There may not have been actual flying saucers in the 1950s, but there were plenty of other things to worry about aloft. The final words of “The Thing from Another World” were a ‘50ish warning: “Tell this to everybody wherever they are. Watch the skies.” There were jet planes, missile tests, the U2 spy plane, Russia’s Sputnik beeping as it passed. Soon we knew there were nuclear-tipped missiles waiting in prairie silos, and submerged atomic submarines prepared at a moment’s notice to incinerate our enemies and that they had a similar arsenal aimed at us. Watch the skies!

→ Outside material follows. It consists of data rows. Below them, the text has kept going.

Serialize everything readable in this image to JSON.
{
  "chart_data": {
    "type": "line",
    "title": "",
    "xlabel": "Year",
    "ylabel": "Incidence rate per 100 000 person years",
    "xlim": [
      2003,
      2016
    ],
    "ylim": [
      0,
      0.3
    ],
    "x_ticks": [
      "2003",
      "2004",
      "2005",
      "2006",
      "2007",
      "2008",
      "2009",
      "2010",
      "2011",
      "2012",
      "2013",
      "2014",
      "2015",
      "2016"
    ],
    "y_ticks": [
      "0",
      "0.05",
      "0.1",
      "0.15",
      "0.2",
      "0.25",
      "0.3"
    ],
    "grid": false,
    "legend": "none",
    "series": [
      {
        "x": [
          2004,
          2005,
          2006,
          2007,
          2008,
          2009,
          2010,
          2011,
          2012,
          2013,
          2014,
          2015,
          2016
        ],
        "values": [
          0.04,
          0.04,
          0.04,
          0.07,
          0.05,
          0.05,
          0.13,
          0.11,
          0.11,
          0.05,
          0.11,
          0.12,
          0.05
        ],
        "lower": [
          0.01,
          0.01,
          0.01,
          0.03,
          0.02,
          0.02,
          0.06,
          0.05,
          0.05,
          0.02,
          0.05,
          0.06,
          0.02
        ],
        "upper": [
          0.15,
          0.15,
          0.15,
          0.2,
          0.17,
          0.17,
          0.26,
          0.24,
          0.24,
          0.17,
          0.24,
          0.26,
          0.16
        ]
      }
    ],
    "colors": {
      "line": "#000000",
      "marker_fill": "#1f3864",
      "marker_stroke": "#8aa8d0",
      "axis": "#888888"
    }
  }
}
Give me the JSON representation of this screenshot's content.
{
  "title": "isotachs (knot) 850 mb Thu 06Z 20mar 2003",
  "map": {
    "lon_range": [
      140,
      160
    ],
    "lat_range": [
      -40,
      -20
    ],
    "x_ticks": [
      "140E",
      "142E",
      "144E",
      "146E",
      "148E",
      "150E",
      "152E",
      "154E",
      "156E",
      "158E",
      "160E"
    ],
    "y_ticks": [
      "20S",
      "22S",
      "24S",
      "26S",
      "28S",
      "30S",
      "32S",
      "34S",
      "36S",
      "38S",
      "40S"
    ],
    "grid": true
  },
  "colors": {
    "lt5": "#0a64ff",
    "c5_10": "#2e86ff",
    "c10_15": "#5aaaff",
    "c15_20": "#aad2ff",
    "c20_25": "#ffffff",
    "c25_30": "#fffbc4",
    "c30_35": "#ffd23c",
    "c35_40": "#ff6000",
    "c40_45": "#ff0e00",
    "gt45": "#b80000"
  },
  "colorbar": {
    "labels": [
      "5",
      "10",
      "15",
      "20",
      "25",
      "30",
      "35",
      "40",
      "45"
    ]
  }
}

This book reminds us that under its placid exterior, the fifties were rife with wild-eyed paranoia. The McCarthy witch hunts for aliens in our midst were matched by a dread of the conformity imposed by fear of the other, so that the director of “The Invasion of the Body Snatchers,” Don Siegel, could say the story appealed to him because he realized one day he was surrounded by pod people. Like the little houses made of ticky tacky, their inhabitants were all the same.

On the flip side was a far-out utopianism which was scary in its own way. People like John von Neumann, Norbert Wiener, Bucky Fuller and Edward Teller predicted a world of robots, atomic terraforming, migration to other planets, computerized brain implants, and machines that thought for us. When a Univac computer predicted an electoral college landslide for Ike over Adlai, CBS didn’t report it because it was too farfetched. When it turned out to be true, that was creepy in another way.

The soon-to-be hippie culture of the 1960s, with its California psychedelia and “Whole Earth Catalog” utopianism was actually fathered by loony Cold Warriors at places like RAND and the CIA. An aside concerning Jack Parsons of Cal Tech and the Jet Propulsion Lab captures the strangeness just below the surface of the era. He was a scientist in his day job, but in his spare time a devotee of satanist Alistair Crowley, His leisure was devoted to trying to establish a temple to the Great Beast of the Apocalypse on Mt. Palomar and to create a Moon Child by magical means in his home in Pasadena.